# Moving from Canada



## Walker07 (Mar 14, 2011)

Hey all, 
I'm moving from Canada to Australia in a few months! and I'm trying to do a little research but can't find the information I need. In Canada, with regards to investments throughout your working career you have RRSP's, TSFA's, pension, etc.. Now, in comparing to Australia, which has Superannuation, my question lies in how does that work? 

Superannuation to my understanding is just simply cash in a fund that accumulates interest over the years. You cannot invest it or anything? 

I guess my question is what does Australia have that compares to 401k's in the U.S or RSP's and TSFA's in Canada? I'm trying to figure out some of this retirement saving - investing information before I jump into things I guess.

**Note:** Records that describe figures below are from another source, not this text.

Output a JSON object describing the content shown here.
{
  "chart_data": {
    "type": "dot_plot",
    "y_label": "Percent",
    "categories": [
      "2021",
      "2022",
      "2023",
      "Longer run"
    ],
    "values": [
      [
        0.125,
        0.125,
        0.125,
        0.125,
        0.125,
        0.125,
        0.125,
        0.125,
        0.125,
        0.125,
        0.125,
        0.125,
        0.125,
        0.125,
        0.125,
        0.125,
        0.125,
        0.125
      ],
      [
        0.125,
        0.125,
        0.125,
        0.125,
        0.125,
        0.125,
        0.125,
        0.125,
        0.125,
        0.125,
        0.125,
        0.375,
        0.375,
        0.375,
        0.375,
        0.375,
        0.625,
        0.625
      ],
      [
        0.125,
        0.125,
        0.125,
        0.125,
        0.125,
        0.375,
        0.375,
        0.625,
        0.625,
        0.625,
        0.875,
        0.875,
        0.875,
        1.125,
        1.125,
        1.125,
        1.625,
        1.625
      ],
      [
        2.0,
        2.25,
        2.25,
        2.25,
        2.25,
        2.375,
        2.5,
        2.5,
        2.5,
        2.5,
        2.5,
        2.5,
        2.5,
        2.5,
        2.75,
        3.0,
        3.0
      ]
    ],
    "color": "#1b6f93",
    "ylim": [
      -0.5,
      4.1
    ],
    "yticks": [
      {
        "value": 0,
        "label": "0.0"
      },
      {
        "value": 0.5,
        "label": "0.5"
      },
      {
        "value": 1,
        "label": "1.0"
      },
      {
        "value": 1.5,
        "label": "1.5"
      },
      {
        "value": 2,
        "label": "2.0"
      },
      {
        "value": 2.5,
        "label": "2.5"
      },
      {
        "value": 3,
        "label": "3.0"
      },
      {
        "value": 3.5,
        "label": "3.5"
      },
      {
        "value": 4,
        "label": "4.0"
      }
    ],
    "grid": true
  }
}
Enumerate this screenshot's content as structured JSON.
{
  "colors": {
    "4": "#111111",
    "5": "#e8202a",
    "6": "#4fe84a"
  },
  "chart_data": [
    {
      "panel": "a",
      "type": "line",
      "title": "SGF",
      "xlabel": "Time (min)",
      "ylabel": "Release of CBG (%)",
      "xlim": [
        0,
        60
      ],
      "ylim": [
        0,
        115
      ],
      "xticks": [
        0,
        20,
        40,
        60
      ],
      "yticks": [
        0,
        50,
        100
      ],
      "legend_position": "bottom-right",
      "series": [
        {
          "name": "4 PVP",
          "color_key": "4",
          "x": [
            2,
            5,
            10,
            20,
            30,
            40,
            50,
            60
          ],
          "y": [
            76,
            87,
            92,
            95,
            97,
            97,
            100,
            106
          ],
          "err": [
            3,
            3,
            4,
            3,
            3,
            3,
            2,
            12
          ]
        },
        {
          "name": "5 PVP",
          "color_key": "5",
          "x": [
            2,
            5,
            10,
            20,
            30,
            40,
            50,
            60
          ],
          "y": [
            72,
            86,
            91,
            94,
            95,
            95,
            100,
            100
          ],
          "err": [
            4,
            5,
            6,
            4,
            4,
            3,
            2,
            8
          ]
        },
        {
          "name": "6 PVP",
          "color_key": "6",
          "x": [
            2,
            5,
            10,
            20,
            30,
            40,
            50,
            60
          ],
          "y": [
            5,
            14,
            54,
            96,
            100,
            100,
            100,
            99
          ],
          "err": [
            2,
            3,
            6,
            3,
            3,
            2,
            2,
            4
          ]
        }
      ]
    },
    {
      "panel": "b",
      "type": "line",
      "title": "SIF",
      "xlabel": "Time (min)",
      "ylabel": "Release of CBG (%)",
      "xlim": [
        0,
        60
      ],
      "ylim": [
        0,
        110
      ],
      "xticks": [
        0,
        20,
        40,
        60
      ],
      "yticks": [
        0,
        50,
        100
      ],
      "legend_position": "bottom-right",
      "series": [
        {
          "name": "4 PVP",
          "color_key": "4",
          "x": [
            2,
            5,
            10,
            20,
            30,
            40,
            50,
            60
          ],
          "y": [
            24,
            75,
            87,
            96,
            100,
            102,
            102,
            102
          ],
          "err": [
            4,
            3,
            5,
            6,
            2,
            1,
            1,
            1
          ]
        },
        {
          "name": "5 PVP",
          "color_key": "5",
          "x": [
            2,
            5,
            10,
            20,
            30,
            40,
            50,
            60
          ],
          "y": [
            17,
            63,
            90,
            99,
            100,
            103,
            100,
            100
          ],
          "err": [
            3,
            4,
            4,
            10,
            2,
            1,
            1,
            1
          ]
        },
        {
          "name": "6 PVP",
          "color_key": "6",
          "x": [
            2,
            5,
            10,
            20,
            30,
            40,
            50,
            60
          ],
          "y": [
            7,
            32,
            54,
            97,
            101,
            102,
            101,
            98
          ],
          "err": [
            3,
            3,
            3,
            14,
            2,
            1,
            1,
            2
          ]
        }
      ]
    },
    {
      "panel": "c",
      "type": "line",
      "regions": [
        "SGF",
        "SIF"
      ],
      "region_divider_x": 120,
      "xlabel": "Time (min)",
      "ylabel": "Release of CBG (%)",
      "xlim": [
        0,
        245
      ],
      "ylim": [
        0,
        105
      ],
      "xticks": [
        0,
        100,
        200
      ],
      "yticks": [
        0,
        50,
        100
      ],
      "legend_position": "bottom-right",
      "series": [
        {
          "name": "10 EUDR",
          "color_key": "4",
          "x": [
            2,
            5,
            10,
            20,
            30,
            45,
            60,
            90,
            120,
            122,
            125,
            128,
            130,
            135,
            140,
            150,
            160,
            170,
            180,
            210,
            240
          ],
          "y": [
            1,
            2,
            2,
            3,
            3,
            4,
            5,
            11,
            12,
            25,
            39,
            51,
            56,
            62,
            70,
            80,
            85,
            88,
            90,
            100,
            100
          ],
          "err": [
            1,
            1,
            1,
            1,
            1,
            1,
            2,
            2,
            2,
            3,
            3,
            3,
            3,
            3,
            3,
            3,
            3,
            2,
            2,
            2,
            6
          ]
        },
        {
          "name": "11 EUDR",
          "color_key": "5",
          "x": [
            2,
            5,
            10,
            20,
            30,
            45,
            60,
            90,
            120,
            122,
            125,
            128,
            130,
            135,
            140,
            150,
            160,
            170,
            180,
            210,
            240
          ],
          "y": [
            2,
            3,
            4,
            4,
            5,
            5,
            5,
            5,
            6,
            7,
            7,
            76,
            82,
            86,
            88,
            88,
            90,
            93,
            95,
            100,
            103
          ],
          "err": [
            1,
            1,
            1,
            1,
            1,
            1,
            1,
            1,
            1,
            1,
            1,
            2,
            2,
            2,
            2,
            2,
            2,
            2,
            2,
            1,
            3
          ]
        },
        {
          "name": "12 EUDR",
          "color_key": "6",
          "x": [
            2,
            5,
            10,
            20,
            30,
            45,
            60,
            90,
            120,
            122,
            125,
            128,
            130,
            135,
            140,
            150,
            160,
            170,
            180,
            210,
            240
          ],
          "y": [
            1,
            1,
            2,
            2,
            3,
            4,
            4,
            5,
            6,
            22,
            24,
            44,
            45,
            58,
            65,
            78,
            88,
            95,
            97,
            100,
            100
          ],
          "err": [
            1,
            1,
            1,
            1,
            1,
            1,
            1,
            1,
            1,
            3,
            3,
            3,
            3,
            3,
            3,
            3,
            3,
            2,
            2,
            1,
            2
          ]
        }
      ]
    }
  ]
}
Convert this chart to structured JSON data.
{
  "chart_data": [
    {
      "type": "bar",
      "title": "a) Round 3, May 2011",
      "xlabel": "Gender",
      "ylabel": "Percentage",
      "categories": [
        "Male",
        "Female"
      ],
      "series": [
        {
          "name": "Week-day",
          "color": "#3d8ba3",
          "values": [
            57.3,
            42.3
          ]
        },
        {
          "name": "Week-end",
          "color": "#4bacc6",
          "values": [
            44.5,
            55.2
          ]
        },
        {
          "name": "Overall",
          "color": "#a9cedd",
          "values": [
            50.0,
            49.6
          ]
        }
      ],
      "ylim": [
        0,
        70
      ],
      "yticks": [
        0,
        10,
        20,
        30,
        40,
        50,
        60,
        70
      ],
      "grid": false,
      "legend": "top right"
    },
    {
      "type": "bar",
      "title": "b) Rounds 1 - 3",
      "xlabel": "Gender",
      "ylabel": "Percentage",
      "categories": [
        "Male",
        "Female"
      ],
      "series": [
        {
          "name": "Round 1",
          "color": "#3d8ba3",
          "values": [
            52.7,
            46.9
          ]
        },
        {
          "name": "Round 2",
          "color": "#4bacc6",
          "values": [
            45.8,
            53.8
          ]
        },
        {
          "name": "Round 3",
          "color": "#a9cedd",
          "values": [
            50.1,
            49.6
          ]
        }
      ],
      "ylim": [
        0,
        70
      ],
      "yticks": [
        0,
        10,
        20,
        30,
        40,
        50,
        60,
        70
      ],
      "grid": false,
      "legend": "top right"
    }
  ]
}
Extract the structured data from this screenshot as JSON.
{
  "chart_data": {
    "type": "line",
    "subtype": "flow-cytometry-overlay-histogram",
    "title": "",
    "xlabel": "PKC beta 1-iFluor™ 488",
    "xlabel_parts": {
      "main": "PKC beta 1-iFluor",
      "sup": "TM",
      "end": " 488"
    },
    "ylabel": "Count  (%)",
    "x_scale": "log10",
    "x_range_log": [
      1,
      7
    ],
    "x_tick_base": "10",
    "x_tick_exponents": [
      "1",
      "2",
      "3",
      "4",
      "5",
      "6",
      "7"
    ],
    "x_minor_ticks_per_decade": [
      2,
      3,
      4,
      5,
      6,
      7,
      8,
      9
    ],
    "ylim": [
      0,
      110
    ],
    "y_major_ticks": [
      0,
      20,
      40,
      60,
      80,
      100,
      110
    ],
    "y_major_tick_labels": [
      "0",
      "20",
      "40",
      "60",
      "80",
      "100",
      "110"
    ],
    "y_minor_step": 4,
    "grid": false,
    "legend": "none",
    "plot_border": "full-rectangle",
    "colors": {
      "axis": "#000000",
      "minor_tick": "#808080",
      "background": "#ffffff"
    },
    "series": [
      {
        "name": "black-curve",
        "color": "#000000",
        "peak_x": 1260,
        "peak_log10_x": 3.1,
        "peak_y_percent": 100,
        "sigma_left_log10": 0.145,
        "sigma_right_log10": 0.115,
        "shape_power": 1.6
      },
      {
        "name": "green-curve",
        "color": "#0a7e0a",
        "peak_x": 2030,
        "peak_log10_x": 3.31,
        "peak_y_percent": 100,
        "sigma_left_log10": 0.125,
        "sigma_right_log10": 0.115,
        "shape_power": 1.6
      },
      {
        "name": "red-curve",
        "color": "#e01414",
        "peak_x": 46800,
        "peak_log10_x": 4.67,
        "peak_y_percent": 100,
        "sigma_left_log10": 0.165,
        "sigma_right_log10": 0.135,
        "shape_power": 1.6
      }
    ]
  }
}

I'm going to start investing once I get there, but need to make sure that I know the facts. I'm assuming many of the banks have investing accounts much like North America anyways.

Any information would be appreciated!


----------



## megabuff (Oct 2, 2010)

*self managed super*

Hi

There are many different superanuation schemes.

You can go for low growth, low risk and high growth, high risk and a mixture of inbetween.

you can set up self managed funds where you invest your super money where you choose.

I would look at an Australian investment forum for more info


----------



## jeremyh (Mar 31, 2011)

*moving to Sydney*

Hi

I read that you want to move to Australia. About the superannuation in Australia i think you should go with high growth scheme if you are earning 100k or above annually other wise go with low growth scheme.


----------